At the recent Scanpack exhibition in Gothenburg, we met with Managing DIrector Paul Hornby from Foilco. The UK-based foil producer tells us about their new environmental program. “The metalized foil itself is environmentally friendly but the polyester base delivering the foil isn’t and since I want to my little contribution to a better environment, we collect the waste and use it for recycling – in our case cement.”

Paul Hornby also tells about the “Multiplicity” event where designers can learn how to use foils in their designs. Cool to talk to Paul – but listen for yourself 🙂

We supply hot stamping foils to the market. Hot stamping foils is one of these things that people see every day in supermarkets. They see it on products, but they almost don’t really know it exists. Hot stamping foil is really the metallic effects that you put onto packaging, which gives the product pick me up appeal and hopefully, drives the sale.

It’s going well. I think people have realized the power of hot stamping foil that you put a metallic effect on a product, and it does increase sales.

It’s not the easiest thing in the world, which is probably why there’s not many of us doing it. The technical part, really, is the adhesive coat that goes onto it. There are so many different substrates that we want to branch onto. There’s plastic, paper, uncoated board.

Yeah, that’s what we … We launched that officially. It looks back a couple of weeks ago, and then, we’re doing it here, on the stand. The thing is, is that sometimes the environmental policies looked upon in packaging just as a marketing thing for people to increase sales. We’re taking it from a different point of view now. Global warming is real, and I want to do just my little part to make that better.

With hot stamping foil, it’s a good product. It’s a dry, solvent free system, but it does have a polyester carrier as it’s base. Once it’s transferred, that metallic effect onto packaging, you can recycle and repop that board, so that’s that area we’ve covered. The other bit is what to do with the polyester material once you’ve actually used it in the printing process.

The most efficient and environmentally friendly way of doing it, is to actually take it to be incinerated. It’s got a very high calorific value, so it can be burned, good for energy, and it’s used for making … Or where we send it, it’s used for making cement.

Exactly. The idea that I want to explain to all the brands and to my customers, is that what we will do is, we will offer a service where we’ll deliver our foil to the customer. They will use the foil. They will put it into my own packaging bins that are highlighted there, next to their foiling machine. I will then, take it back and I will then, put it through our waste stream, where we’ll guarantee that it doesn’t go to landfill.

It has no influence, whatsoever, on the quality of the foil.
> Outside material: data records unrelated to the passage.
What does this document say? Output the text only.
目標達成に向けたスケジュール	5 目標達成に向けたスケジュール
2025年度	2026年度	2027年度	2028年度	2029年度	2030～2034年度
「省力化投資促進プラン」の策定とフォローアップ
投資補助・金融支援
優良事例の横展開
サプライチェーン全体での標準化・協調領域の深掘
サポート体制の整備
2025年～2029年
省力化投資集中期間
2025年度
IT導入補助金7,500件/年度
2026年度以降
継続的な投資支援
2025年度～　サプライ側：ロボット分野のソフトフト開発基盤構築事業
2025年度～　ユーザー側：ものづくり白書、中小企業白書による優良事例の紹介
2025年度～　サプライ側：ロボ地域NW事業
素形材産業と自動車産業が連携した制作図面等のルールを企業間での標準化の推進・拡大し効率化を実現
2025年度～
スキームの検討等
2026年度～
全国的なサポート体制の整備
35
I’d say, what we’re trying to do is our small bit of the hot stamping foil in the packaging supply chain, just doing our bit of making … I have children. I’ll one day, maybe, have grandchildren. I want our environment and our mother earth to be still here.

Lots of reasons. I think that part of it is our edge that we always think is on customer service. By that, what I mean is that I’ve got a full team based in the office. I have teams out on the road that know so much about the actual grades and the quality of the hot stamping foil.

What we also have is, we have a huge range. What we do is, we go to our customers, and rather than saying, “This is all we do,” I go to my customers and say, “What do you want? What do you see you’re going to need over the next few years?” I will actually look at making new colors, new grades, almost I’ll make things before the customer even knows we want them, hopefully.

We will. We do it faster than most, so yeah. We will do it for smaller minimum orders than anybody else, if we think it’s a good idea, and it’s a color that we think will become popular. A lot of the time, there’s not even a minimum order involved.

Well, the magic and the creativity starts with the designers and the brand owners, so we have this event called Multiplicity, and we run two or three events every year. We take it to different cities at the moment, around the UK, but we’re actually coming into Europe, as well, next year.

What the idea is, we host an event where we bring in three leading designers from around the world to come and talk, because designers love listening to other designers. They come and hear an inspirational talk from a designer, and they leave with a range of foiled materials to remember a really good evening out, and to thank us, and hopefully, remember Foilco, when they’re designing with hot stamping foil.

Before the Multiplicity event at night, we do an event called Workshop, which is where designers, students, anybody, can come along and make their own artwork metallic. The idea of that, is a lot of the students, these days, they’re learning on an Apple Mac. They don’t, actually, take hold of anything physical. What we do at workshop is, we actually break that down, and they can do their own drawings, then they can convert it metallic, and they walk away with a metallic effect, or a holographic effect, which hopefully, again, reminds them, when they leave college and become the designers of tomorrow, they can use a foil, and hopefully use Foilco, rather that anyone else.

I think, because, as I say, it’s always been seen in supermarkets, but nobody really knows enough about it. What we try and do is, break all the mysteries and simplify this to the designers. Show them how easy they can use foil, and that’s exactly what hot stamping foil does. You can simplify the pack, but still use a metallic effect, and still increase your sales.